Si stima che quasi 1 milione di persone, tra cui circa centinaia di bambini, abbiano bisogno di assistenza umanitaria in Libia a causa della persistente instabilità politica, del conflitto e dell’insicurezza, figlie dell’inesistenza dello stato di diritto, del deterioramento del settore pubblico e di un’economia instabile. Questa cifra raccoglie persone con vite di ogni tipo, ci sono gli sfollati interni, i rimpatriati, i cittadini libici nonché i rifugiati e i migranti.

Le attività di INTERSOS, iniziate nell’aprile del 2019, hanno subìto un forte rallentamento a causa di tre distinti ma complementari fattori:
– la sicurezza: come conseguenza del costante conflitto in corso
– il periodo del Ramadan – ora terminato – ma che ha inciso sulla diminuzione del livello di attività sul campo
– le restrizioni imposte come prevenzione al rischio diffusione del COVID-19 (coprifuoco che può raggiungere anche le 24h su 24 per 10 giorni nella zona di Sebah e di 12 h in quella di Tripoli), elemento che incide fortemente sulla possibilità di muoversi nel territorio libico.
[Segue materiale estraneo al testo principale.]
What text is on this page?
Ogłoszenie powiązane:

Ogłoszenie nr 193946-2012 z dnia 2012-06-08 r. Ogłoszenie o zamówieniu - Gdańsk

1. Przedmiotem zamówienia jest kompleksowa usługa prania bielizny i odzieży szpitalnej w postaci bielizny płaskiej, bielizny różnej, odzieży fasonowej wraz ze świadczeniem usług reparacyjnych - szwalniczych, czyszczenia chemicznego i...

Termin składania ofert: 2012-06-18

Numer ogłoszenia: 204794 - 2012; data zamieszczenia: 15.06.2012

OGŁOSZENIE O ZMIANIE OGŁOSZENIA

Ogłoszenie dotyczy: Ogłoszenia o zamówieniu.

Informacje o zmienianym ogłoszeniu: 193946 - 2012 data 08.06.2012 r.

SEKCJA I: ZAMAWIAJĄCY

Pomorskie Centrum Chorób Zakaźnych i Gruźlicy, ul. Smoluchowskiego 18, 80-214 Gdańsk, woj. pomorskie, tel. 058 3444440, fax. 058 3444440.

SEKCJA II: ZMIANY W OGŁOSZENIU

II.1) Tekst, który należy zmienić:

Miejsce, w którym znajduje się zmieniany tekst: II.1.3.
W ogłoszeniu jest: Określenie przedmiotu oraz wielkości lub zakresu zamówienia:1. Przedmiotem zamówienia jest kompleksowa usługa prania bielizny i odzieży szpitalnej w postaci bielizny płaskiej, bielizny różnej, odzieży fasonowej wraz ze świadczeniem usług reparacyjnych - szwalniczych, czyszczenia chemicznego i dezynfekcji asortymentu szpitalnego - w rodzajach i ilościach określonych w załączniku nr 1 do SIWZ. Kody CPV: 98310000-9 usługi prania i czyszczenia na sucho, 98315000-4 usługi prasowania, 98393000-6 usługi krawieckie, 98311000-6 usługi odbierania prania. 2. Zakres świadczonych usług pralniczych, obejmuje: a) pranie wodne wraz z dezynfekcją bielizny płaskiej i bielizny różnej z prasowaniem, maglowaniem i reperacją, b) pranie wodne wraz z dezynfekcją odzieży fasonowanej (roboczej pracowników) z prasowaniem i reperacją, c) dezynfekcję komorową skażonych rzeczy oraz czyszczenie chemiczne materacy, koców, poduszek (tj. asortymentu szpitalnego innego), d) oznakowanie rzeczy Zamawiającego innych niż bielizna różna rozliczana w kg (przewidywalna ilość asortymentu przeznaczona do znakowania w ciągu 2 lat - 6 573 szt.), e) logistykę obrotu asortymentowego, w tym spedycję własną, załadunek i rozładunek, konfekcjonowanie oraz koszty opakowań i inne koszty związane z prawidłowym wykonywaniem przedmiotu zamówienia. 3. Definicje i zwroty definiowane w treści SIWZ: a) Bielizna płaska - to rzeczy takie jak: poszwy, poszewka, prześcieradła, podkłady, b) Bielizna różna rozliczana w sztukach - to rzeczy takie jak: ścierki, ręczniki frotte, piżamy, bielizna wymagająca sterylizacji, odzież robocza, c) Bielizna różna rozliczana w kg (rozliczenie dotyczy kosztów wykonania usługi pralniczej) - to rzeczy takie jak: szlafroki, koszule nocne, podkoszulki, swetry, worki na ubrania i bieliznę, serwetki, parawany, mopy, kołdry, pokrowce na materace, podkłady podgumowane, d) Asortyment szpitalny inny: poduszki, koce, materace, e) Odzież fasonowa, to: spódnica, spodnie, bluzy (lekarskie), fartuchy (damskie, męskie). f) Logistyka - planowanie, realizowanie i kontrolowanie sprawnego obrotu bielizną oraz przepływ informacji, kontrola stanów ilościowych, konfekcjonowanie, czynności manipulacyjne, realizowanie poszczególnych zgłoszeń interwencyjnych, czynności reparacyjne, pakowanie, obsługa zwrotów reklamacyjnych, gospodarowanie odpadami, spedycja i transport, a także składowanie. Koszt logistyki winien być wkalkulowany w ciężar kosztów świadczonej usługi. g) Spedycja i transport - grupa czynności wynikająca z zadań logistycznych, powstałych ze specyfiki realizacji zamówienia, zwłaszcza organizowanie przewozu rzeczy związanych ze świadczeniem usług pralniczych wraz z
“Nonostante la guerra, il COVID-19 e le difficoltà di spostarsi sul territorio, noi non abbiamo mai smesso di esserci e di portare avanti le nostre attività a Tripoli”, dice Pietro, “In risposta all’impossibilità di tenere aperto il centro “Baity”, che accoglie minori libici e migranti, abbiamo avviato un progetto di lezioni a distanza con i ragazzi e le ragazze che per mesi hanno preso parte ai percorsi di formazione e creatività del centro. Era ed è necessario continuare quello che abbiamo iniziato insieme, soprattutto in un momento storico come questo”.

Oltre alle lezioni di francese, inglese, matematica e altre materie, INTERSOS ha avviato iniziative on-line di supporto psico-sociale per alcuni casi specifici.
Si tratta di minori che hanno alle spalle una vita complessa e troppo pesante per la loro giovane età, che necessitano di un sostegno e soprattutto di protezione.
Oltre alle lezioni a distanza, proseguono anche le distribuzioni di materiale scolastico per i minori del centro “Baity” di Tripoli mentre si continua anche la costruzione del secondo centro ubicato nella località rurale di Shebah dove il coprifuoco è stato rafforzato e l’apertura delle scuole potrebbe essere ritardata.

INTERSOS sta verificando insieme alle autorità le possibili conseguenze sulla riapertura del centro “Baity” di Tripoli e, se necessario, procederà con la prosecuzione del lavoro a distanza come è stato condotto fino ad ora. Nonostante tutto, nonostante la guerra.